La obra cardinal, pues afecta a los pilares centrales de la galería, corresponde al español Jorge Perianes, que ha seccionado la arquitectura creando una sensación de peligro, de inminente derrumbe, que se contagia a todas las que la rodean. La más inestable es la del mexicano Alejandro Almanza: un ensamblaje equilibrista de objetos en los que la presencia de largos fluorescentes que lo atraviesan introduce un elemento geométrico, hasta cierto punto abstracto. El brasileño André Komatsu aporta dos piezas: un vídeo de un nivel oscilante que nunca encuentra la horizontal y una escultura con mensaje social que, en lo plástico, se refiere a los límites -especie de línea de equilibrio- de resistencia de los materiales. Primoz Bizjak, eslovaco y el menos conocido de todos, hace unas espléndidas fotografías nocturnas y furtivas de edificios abandonados; la cuerda, aquí, es temporal y el funambulismo se practica entre dos imágenes que parecen haber sido segmentadas pero que corresponden a dos momentos diferentes. El cubano Carlos Garaicoa, finalmente, incluye en el espectáculo a unos volatineros chinos que hacen una demostración política de la felicidad y destreza del pueblo sometido.

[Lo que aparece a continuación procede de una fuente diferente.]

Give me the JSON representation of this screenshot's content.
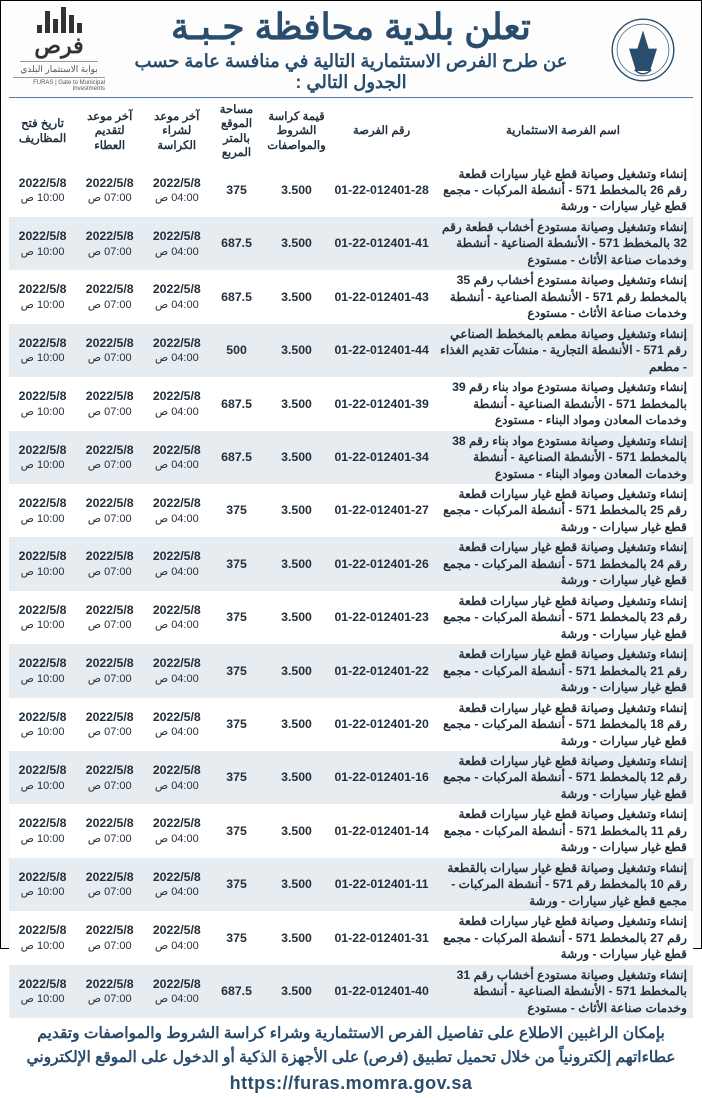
{
  "header": {
    "title_main": "تعلن بلدية محافظة جـبـة",
    "title_sub": "عن طرح الفرص الاستثمارية التالية في منافسة عامة حسب الجدول التالي :",
    "left_logo_word": "فرص",
    "left_logo_sub1": "بوابة الاستثمار البلدي",
    "left_logo_sub2": "FURAS | Gate to Municipal Investments"
  },
  "columns": {
    "c0": "اسم الفرصة الاستثمارية",
    "c1": "رقم الفرصة",
    "c2": "قيمة كراسة الشروط والمواصفات",
    "c3": "مساحة الموقع بالمتر المربع",
    "c4": "آخر موعد لشراء الكراسة",
    "c5": "آخر موعد لتقديم العطاء",
    "c6": "تاريخ فتح المظاريف"
  },
  "dates": {
    "d": "2022/5/8",
    "t1": "04:00 ص",
    "t2": "07:00 ص",
    "t3": "10:00 ص"
  },
  "price": "3.500",
  "rows": [
    {
      "desc": "إنشاء وتشغيل وصيانة قطع غيار سيارات قطعة رقم 26 بالمخطط 571 - أنشطة المركبات - مجمع قطع غيار سيارات - ورشة",
      "code": "01-22-012401-28",
      "area": "375"
    },
    {
      "desc": "إنشاء وتشغيل وصيانة مستودع أخشاب قطعة رقم 32 بالمخطط 571 - الأنشطة الصناعية - أنشطة وخدمات صناعة الأثاث - مستودع",
      "code": "01-22-012401-41",
      "area": "687.5"
    },
    {
      "desc": "إنشاء وتشغيل وصيانة مستودع أخشاب رقم 35 بالمخطط رقم 571 - الأنشطة الصناعية - أنشطة وخدمات صناعة الأثاث - مستودع",
      "code": "01-22-012401-43",
      "area": "687.5"
    },
    {
      "desc": "إنشاء وتشغيل وصيانة مطعم بالمخطط الصناعي رقم 571 - الأنشطة التجارية - منشآت تقديم الغذاء - مطعم",
      "code": "01-22-012401-44",
      "area": "500"
    },
    {
      "desc": "إنشاء وتشغيل وصيانة مستودع مواد بناء رقم 39 بالمخطط 571 - الأنشطة الصناعية - أنشطة وخدمات المعادن ومواد البناء - مستودع",
      "code": "01-22-012401-39",
      "area": "687.5"
    },
    {
      "desc": "إنشاء وتشغيل وصيانة مستودع مواد بناء رقم 38 بالمخطط 571 - الأنشطة الصناعية - أنشطة وخدمات المعادن ومواد البناء - مستودع",
      "code": "01-22-012401-34",
      "area": "687.5"
    },
    {
      "desc": "إنشاء وتشغيل وصيانة قطع غيار سيارات قطعة رقم 25 بالمخطط 571 - أنشطة المركبات - مجمع قطع غيار سيارات - ورشة",
      "code": "01-22-012401-27",
      "area": "375"
    },
    {
      "desc": "إنشاء وتشغيل وصيانة قطع غيار سيارات قطعة رقم 24 بالمخطط 571 - أنشطة المركبات - مجمع قطع غيار سيارات - ورشة",
      "code": "01-22-012401-26",
      "area": "375"
    },
    {
      "desc": "إنشاء وتشغيل وصيانة قطع غيار سيارات قطعة رقم 23 بالمخطط 571 - أنشطة المركبات - مجمع قطع غيار سيارات - ورشة",
      "code": "01-22-012401-23",
      "area": "375"
    },
    {
      "desc": "إنشاء وتشغيل وصيانة قطع غيار سيارات قطعة رقم 21 بالمخطط 571 - أنشطة المركبات - مجمع قطع غيار سيارات - ورشة",
      "code": "01-22-012401-22",
      "area": "375"
    },
    {
      "desc": "إنشاء وتشغيل وصيانة قطع غيار سيارات قطعة رقم 18 بالمخطط 571 - أنشطة المركبات - مجمع قطع غيار سيارات - ورشة",
      "code": "01-22-012401-20",
      "area": "375"
    },
    {
      "desc": "إنشاء وتشغيل وصيانة قطع غيار سيارات قطعة رقم 12 بالمخطط 571 - أنشطة المركبات - مجمع قطع غيار سيارات - ورشة",
      "code": "01-22-012401-16",
      "area": "375"
    },
    {
      "desc": "إنشاء وتشغيل وصيانة قطع غيار سيارات قطعة رقم 11 بالمخطط 571 - أنشطة المركبات - مجمع قطع غيار سيارات - ورشة",
      "code": "01-22-012401-14",
      "area": "375"
    },
    {
      "desc": "إنشاء وتشغيل وصيانة قطع غيار سيارات بالقطعة رقم 10 بالمخطط رقم 571 - أنشطة المركبات - مجمع قطع غيار سيارات - ورشة",
      "code": "01-22-012401-11",
      "area": "375"
    },
    {
      "desc": "إنشاء وتشغيل وصيانة قطع غيار سيارات قطعة رقم 27 بالمخطط 571 - أنشطة المركبات - مجمع قطع غيار سيارات - ورشة",
      "code": "01-22-012401-31",
      "area": "375"
    },
    {
      "desc": "إنشاء وتشغيل وصيانة مستودع أخشاب رقم 31 بالمخطط 571 - الأنشطة الصناعية - أنشطة وخدمات صناعة الأثاث - مستودع",
      "code": "01-22-012401-40",
      "area": "687.5"
    }
  ],
  "footer": {
    "line1": "بإمكان الراغبين الاطلاع على تفاصيل الفرص الاستثمارية وشراء كراسة الشروط والمواصفات وتقديم",
    "line2": "عطاءاتهم إلكترونياً من خلال تحميل تطبيق (فرص) على الأجهزة الذكية أو الدخول على الموقع الإلكتروني",
    "url": "https://furas.momra.gov.sa"
  },
  "style": {
    "accent": "#2a4d6e",
    "row_alt": "#e6ecef"
  }
}
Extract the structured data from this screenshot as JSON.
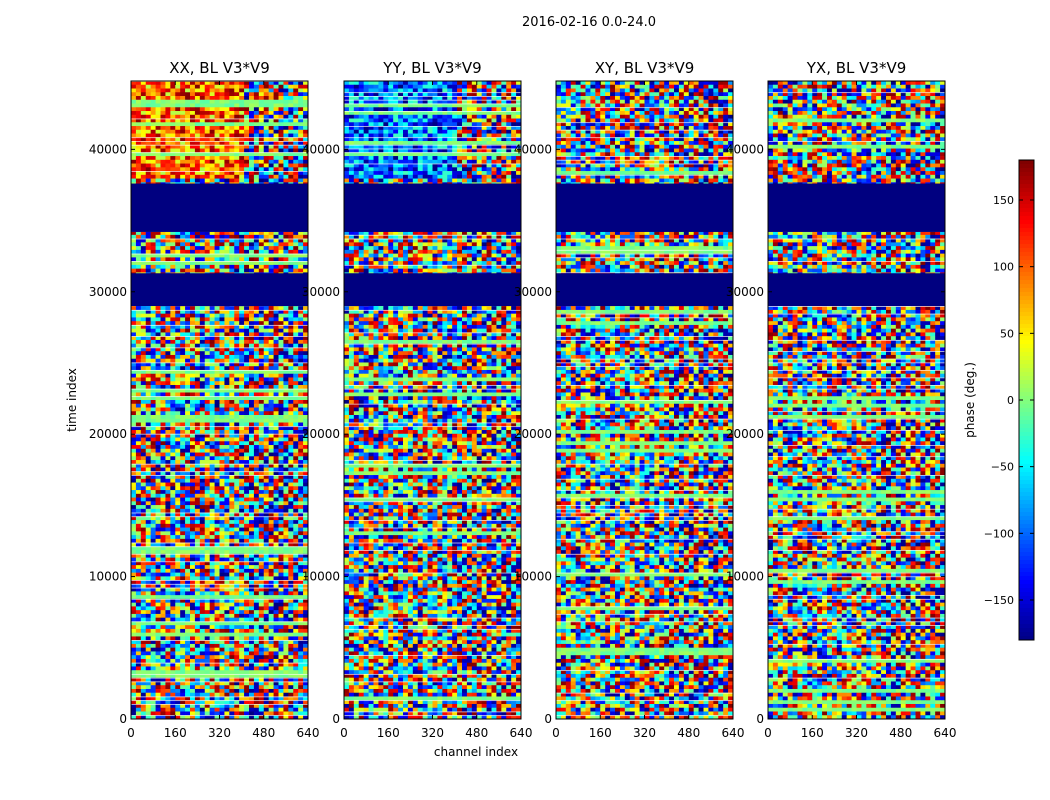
{
  "chart_data": {
    "type": "heatmap",
    "suptitle": "2016-02-16 0.0-24.0",
    "xlabel": "channel index",
    "ylabel": "time index",
    "xlim": [
      0,
      640
    ],
    "ylim": [
      0,
      44800
    ],
    "xticks": [
      "0",
      "160",
      "320",
      "480",
      "640"
    ],
    "yticks": [
      "0",
      "10000",
      "20000",
      "30000",
      "40000"
    ],
    "panels": [
      {
        "title": "XX, BL V3*V9",
        "style": "hot"
      },
      {
        "title": "YY, BL V3*V9",
        "style": "cold"
      },
      {
        "title": "XY, BL V3*V9",
        "style": "mixed"
      },
      {
        "title": "YX, BL V3*V9",
        "style": "mixed"
      }
    ],
    "blank_time_ranges": [
      [
        34200,
        37600
      ],
      [
        29000,
        31300
      ]
    ],
    "colorbar": {
      "label": "phase (deg.)",
      "range": [
        -180,
        180
      ],
      "ticks": [
        "150",
        "100",
        "50",
        "0",
        "−50",
        "−100",
        "−150"
      ],
      "colormap": "jet"
    }
  }
}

Como es habitual en él, la imagen se hace escultórica y son las “líneas” sobre las que los acróbatas pivotan las que se materializan en una instalación en la que el espacio real queda surcado por un dibujo objetual. Estas piezas se complementan con otras más pequeñas: las ataduras precarias de Perianes y una escultura de cuerda -con unos dibujos relacionados- de Almanza. En conjunto, las obras parecen presentarse como el testimonio, tirando a irónico, del titánico esfuerzo que los artistas realizan para mantener en pie, atados, los fragmentos de un mundo que se disgrega y se desmorona.